Anoushka Lucas takes the idea of multi-hyphenate talent to great heights. She’s a writer, singer, songwriter, composer and actress – most recently, starring as Laurie in Oklahoma!. And with Elephant, she announces herself as a playwright of considerable substance too.
The play, developed with the director Jess Edwards and two dramaturgs Daniel Bailey and Deidre O’Halloran, first appeared online as part of the Bush’s season of protest videos, commissioned in response to the murder of George Floyd. Now Lucas brings it to stage, appearing in the clearly semi-autobiographical form of Lylah, whose life is changed when her parents bring a piano into their council home when she is seven years old.
This piano doesn’t just arrive, it flies in – “swinging like some kind of pirate ship” – through the windows that have been removed in a tiny space, and from that point on, it vibrates with meaning and possibility. In songs and words, Lucas as Lylah probes its significance as she navigates the world, a multi-lingual, highly-motivated woman who is constantly being forced into a box by other people’s reluctance to accept her uniqueness and her ability for what it is.

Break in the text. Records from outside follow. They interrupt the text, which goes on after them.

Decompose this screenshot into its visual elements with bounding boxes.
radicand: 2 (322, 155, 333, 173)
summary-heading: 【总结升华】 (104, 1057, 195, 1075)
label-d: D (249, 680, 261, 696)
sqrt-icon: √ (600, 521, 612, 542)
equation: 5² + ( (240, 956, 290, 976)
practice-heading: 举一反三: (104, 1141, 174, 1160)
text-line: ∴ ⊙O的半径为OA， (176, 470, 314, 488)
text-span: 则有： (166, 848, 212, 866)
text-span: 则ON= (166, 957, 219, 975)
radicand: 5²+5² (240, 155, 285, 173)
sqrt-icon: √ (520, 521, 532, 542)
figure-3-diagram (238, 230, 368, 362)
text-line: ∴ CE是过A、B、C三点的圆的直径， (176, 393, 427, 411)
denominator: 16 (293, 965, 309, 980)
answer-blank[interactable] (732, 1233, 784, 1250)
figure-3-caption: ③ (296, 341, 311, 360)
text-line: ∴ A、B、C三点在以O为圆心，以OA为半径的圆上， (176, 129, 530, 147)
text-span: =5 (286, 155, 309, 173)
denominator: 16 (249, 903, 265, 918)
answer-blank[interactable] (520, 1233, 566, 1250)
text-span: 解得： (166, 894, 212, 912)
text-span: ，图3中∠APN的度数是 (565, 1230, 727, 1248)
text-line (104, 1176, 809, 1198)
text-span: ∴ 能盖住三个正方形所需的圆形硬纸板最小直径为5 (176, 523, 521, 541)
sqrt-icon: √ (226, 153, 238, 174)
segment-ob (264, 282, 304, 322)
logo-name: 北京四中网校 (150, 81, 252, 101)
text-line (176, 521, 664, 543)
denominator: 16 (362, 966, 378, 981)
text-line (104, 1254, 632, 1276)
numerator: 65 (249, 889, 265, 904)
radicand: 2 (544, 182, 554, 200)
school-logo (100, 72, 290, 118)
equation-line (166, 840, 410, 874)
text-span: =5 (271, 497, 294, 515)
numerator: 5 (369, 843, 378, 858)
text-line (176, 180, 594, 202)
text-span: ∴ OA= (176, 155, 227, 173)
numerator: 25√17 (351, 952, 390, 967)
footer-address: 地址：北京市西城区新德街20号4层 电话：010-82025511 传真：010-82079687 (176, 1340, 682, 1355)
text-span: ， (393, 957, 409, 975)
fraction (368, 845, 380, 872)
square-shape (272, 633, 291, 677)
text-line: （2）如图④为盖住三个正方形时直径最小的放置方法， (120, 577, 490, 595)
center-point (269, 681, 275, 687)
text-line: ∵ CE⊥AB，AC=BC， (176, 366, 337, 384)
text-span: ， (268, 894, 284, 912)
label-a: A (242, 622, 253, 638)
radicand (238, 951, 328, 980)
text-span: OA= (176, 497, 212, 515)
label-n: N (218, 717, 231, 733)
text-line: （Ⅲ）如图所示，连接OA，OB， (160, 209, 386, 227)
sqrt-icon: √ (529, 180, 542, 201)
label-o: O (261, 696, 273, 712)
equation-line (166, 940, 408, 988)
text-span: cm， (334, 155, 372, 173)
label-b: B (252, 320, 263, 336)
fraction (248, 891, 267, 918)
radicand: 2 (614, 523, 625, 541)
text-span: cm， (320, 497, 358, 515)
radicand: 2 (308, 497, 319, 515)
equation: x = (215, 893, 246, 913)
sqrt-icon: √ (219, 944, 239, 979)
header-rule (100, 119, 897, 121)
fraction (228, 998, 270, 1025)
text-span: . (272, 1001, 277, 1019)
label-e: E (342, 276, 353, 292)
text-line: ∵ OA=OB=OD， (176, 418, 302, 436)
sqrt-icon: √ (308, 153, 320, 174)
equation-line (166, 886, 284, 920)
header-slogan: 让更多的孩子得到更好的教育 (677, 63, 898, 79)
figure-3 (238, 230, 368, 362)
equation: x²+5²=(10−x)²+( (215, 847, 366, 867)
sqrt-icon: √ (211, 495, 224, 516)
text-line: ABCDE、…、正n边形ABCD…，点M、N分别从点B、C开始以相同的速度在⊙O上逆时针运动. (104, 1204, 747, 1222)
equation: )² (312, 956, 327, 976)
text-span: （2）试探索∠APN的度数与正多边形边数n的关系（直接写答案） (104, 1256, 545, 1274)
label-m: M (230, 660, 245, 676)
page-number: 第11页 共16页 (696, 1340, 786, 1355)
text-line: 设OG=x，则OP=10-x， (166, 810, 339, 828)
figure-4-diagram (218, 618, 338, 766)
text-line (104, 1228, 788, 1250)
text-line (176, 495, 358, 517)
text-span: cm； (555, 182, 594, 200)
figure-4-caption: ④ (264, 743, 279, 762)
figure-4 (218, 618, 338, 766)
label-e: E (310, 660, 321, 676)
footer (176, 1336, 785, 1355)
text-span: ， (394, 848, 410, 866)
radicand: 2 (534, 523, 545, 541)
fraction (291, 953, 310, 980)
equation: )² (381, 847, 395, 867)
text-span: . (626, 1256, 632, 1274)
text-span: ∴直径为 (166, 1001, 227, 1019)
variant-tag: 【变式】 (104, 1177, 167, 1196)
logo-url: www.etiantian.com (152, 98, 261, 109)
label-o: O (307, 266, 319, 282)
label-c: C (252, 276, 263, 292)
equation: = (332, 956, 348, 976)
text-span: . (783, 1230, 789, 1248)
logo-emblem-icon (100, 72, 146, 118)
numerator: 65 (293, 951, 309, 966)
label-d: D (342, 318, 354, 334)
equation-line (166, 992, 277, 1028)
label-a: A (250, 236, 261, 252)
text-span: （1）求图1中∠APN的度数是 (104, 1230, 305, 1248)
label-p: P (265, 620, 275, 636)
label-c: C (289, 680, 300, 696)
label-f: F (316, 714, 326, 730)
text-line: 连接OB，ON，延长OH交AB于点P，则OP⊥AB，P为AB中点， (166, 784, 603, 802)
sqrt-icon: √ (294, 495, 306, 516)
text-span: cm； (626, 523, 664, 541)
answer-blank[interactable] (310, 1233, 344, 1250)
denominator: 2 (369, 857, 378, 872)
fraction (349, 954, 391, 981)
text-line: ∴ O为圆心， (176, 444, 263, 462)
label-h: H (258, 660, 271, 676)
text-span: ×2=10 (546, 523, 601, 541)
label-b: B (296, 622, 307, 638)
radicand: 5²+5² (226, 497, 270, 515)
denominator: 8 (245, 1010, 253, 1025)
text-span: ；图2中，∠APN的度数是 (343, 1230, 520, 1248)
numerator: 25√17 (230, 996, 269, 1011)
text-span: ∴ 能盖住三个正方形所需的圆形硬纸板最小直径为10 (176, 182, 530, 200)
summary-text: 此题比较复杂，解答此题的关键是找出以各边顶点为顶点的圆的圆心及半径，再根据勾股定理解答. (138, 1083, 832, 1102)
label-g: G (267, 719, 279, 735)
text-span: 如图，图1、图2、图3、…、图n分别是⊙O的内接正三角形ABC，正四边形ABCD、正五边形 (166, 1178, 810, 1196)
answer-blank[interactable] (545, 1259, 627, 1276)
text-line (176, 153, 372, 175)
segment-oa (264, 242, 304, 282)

Her father’s mum was from India, her mother’s father from Cameroon. She is on a scholarship from the French government to a posh private school where she doesn’t look like anyone else except the dinner lady. Lucas records all this in language that is perfectly chosen; she understands the meaning of words and how they can be altered. She recognises that she is not only the victim of racism, but also of class bias, describing the way that her home has only two rooms, while her richer classmates have parlours, drawing rooms and living rooms.
With songs that punctuate the action, and a time scale that slips backwards and forwards through her life, she paints a vivid picture of the complexities of her life, stuck between different worlds and different assumptions. She also conjures characters, from her sharply aspirational mother, barking instructions and affection in French, to a laid back uncle, to her seductive drummer boyfriend.
The power of the play, which is beautifully performed by Lucas and cleverly directed by Edwards, is the way it strips bare limiting assumptions. The record company executives, revealed in voice-over, who feel the Oxford-educated Lylah is not street enough, are revealed to be even more ghastly than her boyfriend’s upper-class family, who bring colonial assumptions to every word they speak.
Through it all runs the image of the piano, with its ivory keys and mahogany frame, already a legacy of empire and murder. Yet it is also a source of salvation, a friend, a means of expression that sends vibrations into other hearts and minds. That’s precisely what Lucas does with this piece; it is angry, but also funny, warm, and insightful, written and performed with feeling and piercing thought.